A few days ago, we had an incident and now we have a strange problem on one of the admin servers.

the problem : When I log into the affected admin server as a normal user (not root), the /etc/profile, /etc/profile.d/*.sh, /etc/bashrc, .bashrc and .bash_profile are not executed. I end up with a limited shell, with no PS1 (just -bash-4.1$), the PATH variable is small (/usr/local/bin:/bin:/usr/bin), the env command show only a few variables :

-bash-4.1$ env
TERM=xterm
SHELL=/bin/bash
SSH_CLIENT=10.81.234.8 42548 22
SSH_TTY=/dev/pts/0
USER=testuser4
MAIL=/var/mail/testuser4
PATH=/usr/local/bin:/bin:/usr/bin
PWD=/home/testuser4
LANG=fr_FR.UTF-8
SHLVL=1
HOME=/home/testuser4
LOGNAME=testuser4
SSH_CONNECTION=10.81.234.8 42548 172.16.33.201 22
_=/bin/env

But when using root user, no problem. And if I source the /etc/profile as a simple user on the affected server, it works and I get back the whole environment.

On the second admin server, all is fine, root or simple user.

[testuser4@hpcadmin2 ~]$ echo $PATH
/opt/xcat/bin:/opt/xcat/sbin:/opt/xcat/share/xcat/tools:/usr/lib64/qt-3.3/bin:/usr/local/bin:/bin:/usr/bin:/usr/local/sbin:/usr/sbin:/sbin:/opt/pcm/bin:/opt/pcm/sbin:/opt/pcm/web-portal/gui/3.0/bin:/opt/pcm/web-portal/perf/1.2/bin:/usr/bin:/bin:/usr/local/bin:/local/bin:/sbin:/usr/sbin:/usr/ucb:/usr/sbin:/usr/bsd:/shared/ibm/platform_lsf/9.1/linux2.6-glibc2.3-x86_64/etc:/shared/ibm/platform_lsf/9.1/linux2.6-glibc2.3-x86_64/bin:/opt/xcat/bin:/opt/xcat/sbin:/opt/xcat/share/xcat/tools:/usr/local/bin:/bin:/usr/bin:/usr/local/sbin:/usr/sbin:/sbin::/home/testuser4/bin

No error messages are shown in /var/log/messages, I am stuck, I didn't find any useful solution in the net, and I don't understand why only simple users are affected.
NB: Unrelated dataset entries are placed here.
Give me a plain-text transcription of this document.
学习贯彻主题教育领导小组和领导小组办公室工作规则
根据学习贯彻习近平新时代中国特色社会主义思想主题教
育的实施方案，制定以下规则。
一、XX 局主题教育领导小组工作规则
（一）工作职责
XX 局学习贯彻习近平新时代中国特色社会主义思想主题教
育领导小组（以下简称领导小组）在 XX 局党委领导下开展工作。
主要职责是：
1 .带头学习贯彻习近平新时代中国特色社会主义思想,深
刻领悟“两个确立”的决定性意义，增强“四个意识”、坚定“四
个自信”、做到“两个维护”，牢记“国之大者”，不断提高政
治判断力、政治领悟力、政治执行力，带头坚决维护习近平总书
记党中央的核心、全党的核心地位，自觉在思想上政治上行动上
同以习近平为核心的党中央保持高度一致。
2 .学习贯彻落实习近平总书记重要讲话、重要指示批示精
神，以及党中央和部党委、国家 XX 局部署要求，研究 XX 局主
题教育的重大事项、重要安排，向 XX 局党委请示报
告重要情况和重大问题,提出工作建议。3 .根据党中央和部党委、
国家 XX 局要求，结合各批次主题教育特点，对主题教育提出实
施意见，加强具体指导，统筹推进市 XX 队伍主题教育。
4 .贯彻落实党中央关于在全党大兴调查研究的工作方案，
I did verify access wrights, the size of these files, and they are all the same.

Regards.

Wodel
  • 51
  • 1
  • 5

1 Answers1

0

The problem is resolved, it was a file permissions problem.

Searching for the cause, I lunched the login command (login -p) as a simple user on both servers, on the first one, it died with errors, in the second it prompted me to login, this was the trigger, I compared the file permissions on both servers, and I discovered the problem.

Almost all files in /bin have their permissions broken, I compared with the second node, then I did a little shell script to correct the situation, and voila, problem solved.

Regards.

Wodel
  • 51
  • 1
  • 5